Comment je suis devenu écrivain intermittent
Ca m’a pris du temps. Longtemps. Sept ans. Mais cet article a été écrit il y a déjà plusieurs années. Et depuis, la sensation chavire. Un écrivain écrit. Mais il est aussi publié. Il n’y a pas de statut définitif et pour rester un écrivain, c’est un combat aussi intense et acharné que de le devenir.

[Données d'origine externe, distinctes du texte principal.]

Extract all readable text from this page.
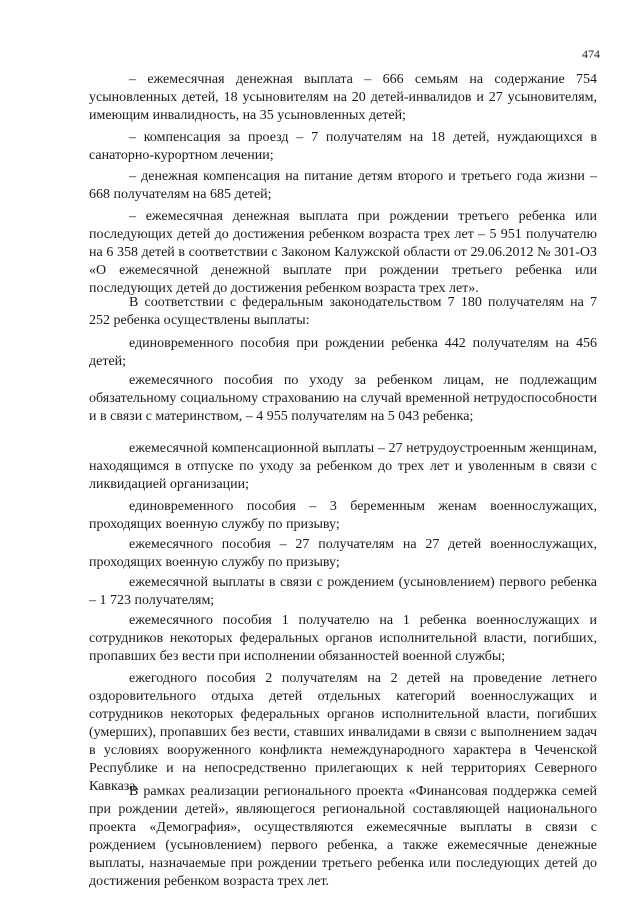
474

– ежемесячная денежная выплата – 666 семьям на содержание 754 усыновленных детей, 18 усыновителям на 20 детей-инвалидов и 27 усыновителям, имеющим инвалидность, на 35 усыновленных детей;

– компенсация за проезд – 7 получателям на 18 детей, нуждающихся в санаторно-курортном лечении;

– денежная компенсация на питание детям второго и третьего года жизни – 668 получателям на 685 детей;

– ежемесячная денежная выплата при рождении третьего ребенка или последующих детей до достижения ребенком возраста трех лет – 5 951 получателю на 6 358 детей в соответствии с Законом Калужской области от 29.06.2012 № 301-ОЗ «О ежемесячной денежной выплате при рождении третьего ребенка или последующих детей до достижения ребенком возраста трех лет».

В соответствии с федеральным законодательством 7 180 получателям на 7 252 ребенка осуществлены выплаты:

единовременного пособия при рождении ребенка 442 получателям на 456 детей;

ежемесячного пособия по уходу за ребенком лицам, не подлежащим обязательному социальному страхованию на случай временной нетрудоспособности и в связи с материнством, – 4 955 получателям на 5 043 ребенка;

ежемесячной компенсационной выплаты – 27 нетрудоустроенным женщинам, находящимся в отпуске по уходу за ребенком до трех лет и уволенным в связи с ликвидацией организации;

единовременного пособия – 3 беременным женам военнослужащих, проходящих военную службу по призыву;

ежемесячного пособия – 27 получателям на 27 детей военнослужащих, проходящих военную службу по призыву;

ежемесячной выплаты в связи с рождением (усыновлением) первого ребенка – 1 723 получателям;

ежемесячного пособия 1 получателю на 1 ребенка военнослужащих и сотрудников некоторых федеральных органов исполнительной власти, погибших, пропавших без вести при исполнении обязанностей военной службы;

ежегодного пособия 2 получателям на 2 детей на проведение летнего оздоровительного отдыха детей отдельных категорий военнослужащих и сотрудников некоторых федеральных органов исполнительной власти, погибших (умерших), пропавших без вести, ставших инвалидами в связи с выполнением задач в условиях вооруженного конфликта немеждународного характера в Чеченской Республике и на непосредственно прилегающих к ней территориях Северного Кавказа.

В рамках реализации регионального проекта «Финансовая поддержка семей при рождении детей», являющегося региональной составляющей национального проекта «Демография», осуществляются ежемесячные выплаты в связи с рождением (усыновлением) первого ребенка, а также ежемесячные денежные выплаты, назначаемые при рождении третьего ребенка или последующих детей до достижения ребенком возраста трех лет.
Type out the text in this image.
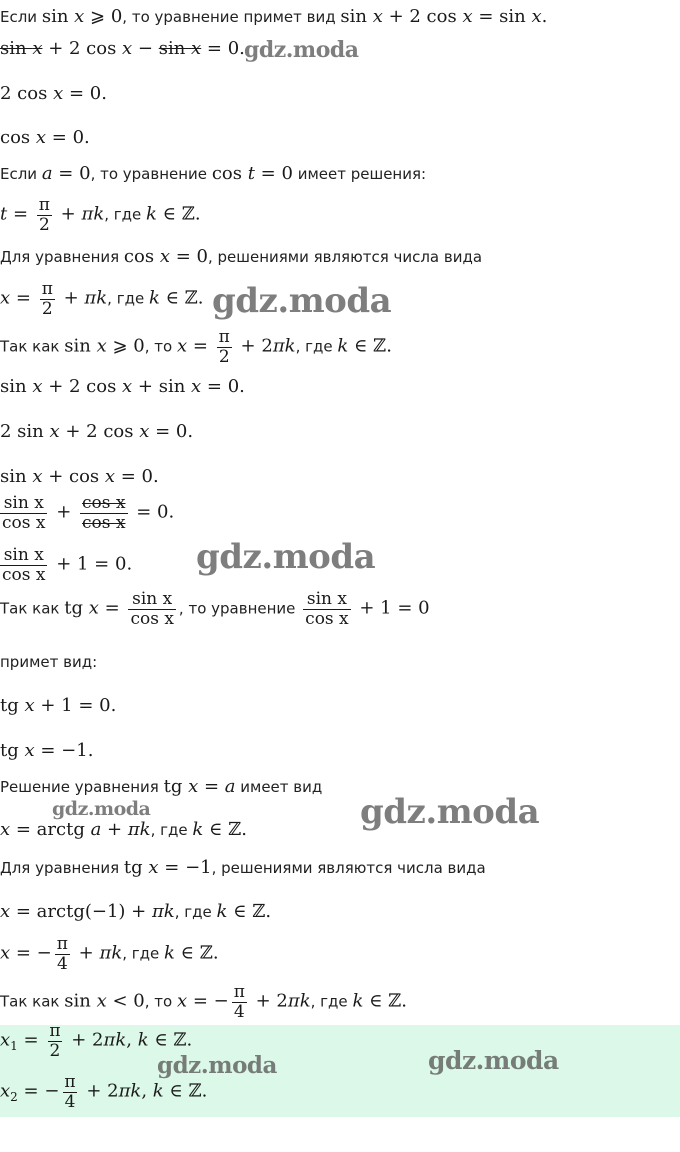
Если sin x ⩾ 0, то уравнение примет вид sin x + 2 cos x = sin x.
sin x + 2 cos x − sin x = 0.
2 cos x = 0.
cos x = 0.
Если a = 0, то уравнение cos t = 0 имеет решения:
$t = \frac{\pi}{2} + \pi k$, где k ∈ ℤ.
Для уравнения cos x = 0, решениями являются числа вида
$x = \frac{\pi}{2} + \pi k$, где k ∈ ℤ.
Так как sin x ⩾ 0, то $x = \frac{\pi}{2} + 2\pi k$, где k ∈ ℤ.
sin x + 2 cos x + sin x = 0.
2 sin x + 2 cos x = 0.
sin x + cos x = 0.
$\frac{\text{sin x}}{\text{cos x}} + \frac{\text{cos x}}{\text{cos x}} = 0$.
$\frac{\text{sin x}}{\text{cos x}} + 1 = 0$.
Так как tg $x = \frac{\text{sin x}}{\text{cos x}}$ , то уравнение $\frac{\text{sin x}}{\text{cos x}} + 1 = 0$
примет вид:
tg x + 1 = 0.
tg x = −1.
Решение уравнения tg x = a имеет вид
x = arctg a + πk, где k ∈ ℤ.
Для уравнения tg x = −1, решениями являются числа вида
x = arctg(−1) + πk, где k ∈ ℤ.
x = − $\frac{\pi}{4} + \pi k$, где k ∈ ℤ.
Так как sin x < 0, то x = − $\frac{\pi}{4} + 2\pi k$, где k ∈ ℤ.
$x_1 = \frac{\pi}{2} + 2\pi k$, k ∈ ℤ.
$x_2$ = − $\frac{\pi}{4} + 2\pi k$, k ∈ ℤ.
gdz.moda
gdz.moda
gdz.moda
gdz.moda	gdz.moda
gdz.moda	gdz.moda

« Il y a 7 ans, il y a eu le big bang dans mon cerveau. J’habitais avenue Louise, je venais de débarquer à Bruxelles, il faisait gris, il faisait froid, je venais de terminer des études Trivial Poursuit et je cherchais du travail. Stromae commençait à faire tourner ses leçons, les Diables Rouges étaient 35e au classement FIFA, je venais de me marier. J’avais 23 ans. Big. Bang. J’étais assis sur les bancs Marguerite Yourcenar, au milieu du carrefour – elle habitait le même batiment que moi, il y a longtemps, le 193 de l’avenue Louise – et ça m’est tombé dessus, ça m’a traversé comme une vague, c’était un ouragan, un typhon, un tremblement de terre, il n’y avait plus de certitude, juste des failles qui laissaient entrevoir une lumière nouvelle, j’apercevais des promesses au fond du gouffre, alors je me suis jeté dans le vide, c’était une étoile noire, à laquelle on ne peut résister, l’attraction était trop forte, la descente était longue, il ne semblait pas y avoir de fond. J’ai commencé à écrire. Le vide abyssal, tu connais cher mon lecteur. Je l’ai traversé, du haut de cette falaise, jusqu’à ce fond qui n’arrivait jamais. 5 manuscrits. Des premiers pas étranges dans le monde de l’édition. Un premier roman que je vendais comme d’autres vendent des capsules de café ou des tapis de salle de bain.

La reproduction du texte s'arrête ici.